Tous les ingrédients du western (sans doute le genre le plus sexué et le plus propice à la figure des héros mais aussi des méchants virils qu’ils soient Clint, Kévin ou John) sont là dans ce premier tome en épisodes alternant le suspense. Tantôt ce sont les aventures de Cornélia, la despéradette, qui sont contées, tantôt celles de Lindbergh, pris au piège, frêle petit homme à jupons qu’il est, de son imposture.
Mais n’allez pas croire que ces deux âmes sont perdues dans un désert dangereux. Tout se perd, mon p’tit damoiseau, et les environs de Yuma sont devenus irrespirables. Il y a plein de monde, dans tous les sens et de tous les genres : des drag kings, des « mon frère » en veux-tu en voilà qui prient « doux Jésuse », des femmes devenues hommes et des hommes qui deviennent des femmes… comme les autres. C’est même là que réside l’enjeu. Les déterminismes sont contrecarrés et vous n’êtes pas au bout de nos surprises.
Tu vois, le monde se divise en deux catégories, ceux qui ont un pistolet chargé et ceux qui creusent. Toi tu creuses. Tu vois, le Mondo Reverso se divise en deux catégories, celles qui ont un pistolet et ceux qui font la vaisselle. Et toi, homme, tu fais la vaisselle. Excepté ce rusé de Lindbergh, donc. Les premières vont donc se retrouver dans une quête improbable, entre église désacralisée et satanisée, indiens et palais du freak show. Respectant les codes du western et détournant ceux de l'(in)égalité des sexes, Arnaud Le Gouëfflec et Dominique Bertail taillent, l’air de rien, un costard à notre société pour mieux en vêtir leurs héroïnes hautes en couleur. Tout en s’amusant de références à leurs illustres prédécesseurs.

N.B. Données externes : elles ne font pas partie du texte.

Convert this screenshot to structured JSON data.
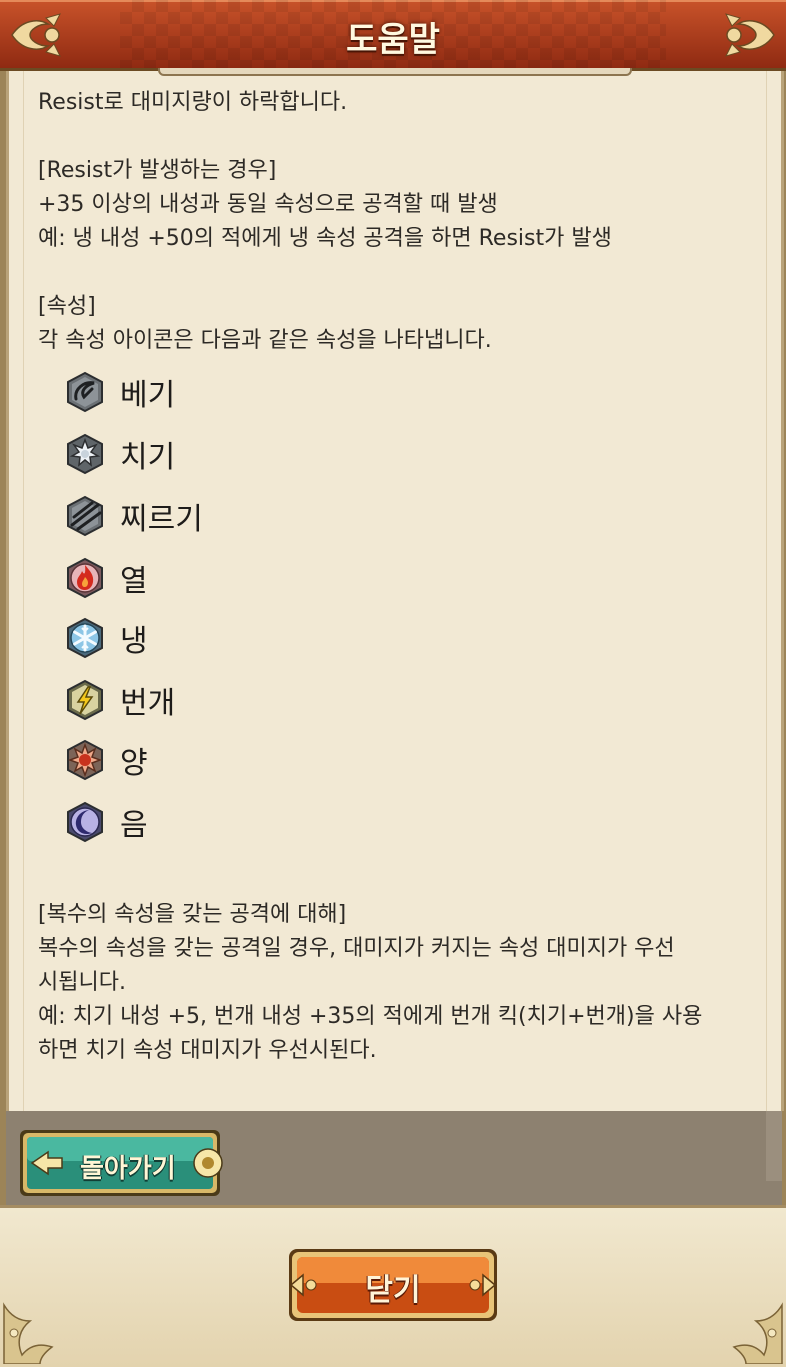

Cela se joue autant dans le graphisme, d’un Dominique Bertail qui prend son pied et partage son éclate en nous en mettant plein la vue, que dans le choix méticuleux des mots et la manière de revisiter expressions et vocabulaire trop souvent à l’avantage du sexe prétendu fort. Mondo Reverso, c’est un festival appliqué et survolté, une mine de détails travaillés.
Non contents d’avoir des couilles, dans cet album à visages de femmes, Le Gouëfflec et Bertail mettent leurs ovaires sur la table. Avec la délicatesse de laisser les hommes avoir voix au chapitre (et même d’attirer, c’est sûr et certains, les obsédés qui ne voient la BD que comme une usine à nanas dénudées et généreuses, ceux-là en auront pour leur argent tandis que les auteurs leur rendront la grosse monnaie et le plomb avec), là où ça n’aurait pas été forcément le cas en sens inverse. Mieux encore, au-delà de la guerre des sexes, du « toi t’en as, toi t’en as pas », il y a de la place pour tout le monde et pour les transfuges. C’est sans équivoque, sans possible reproche.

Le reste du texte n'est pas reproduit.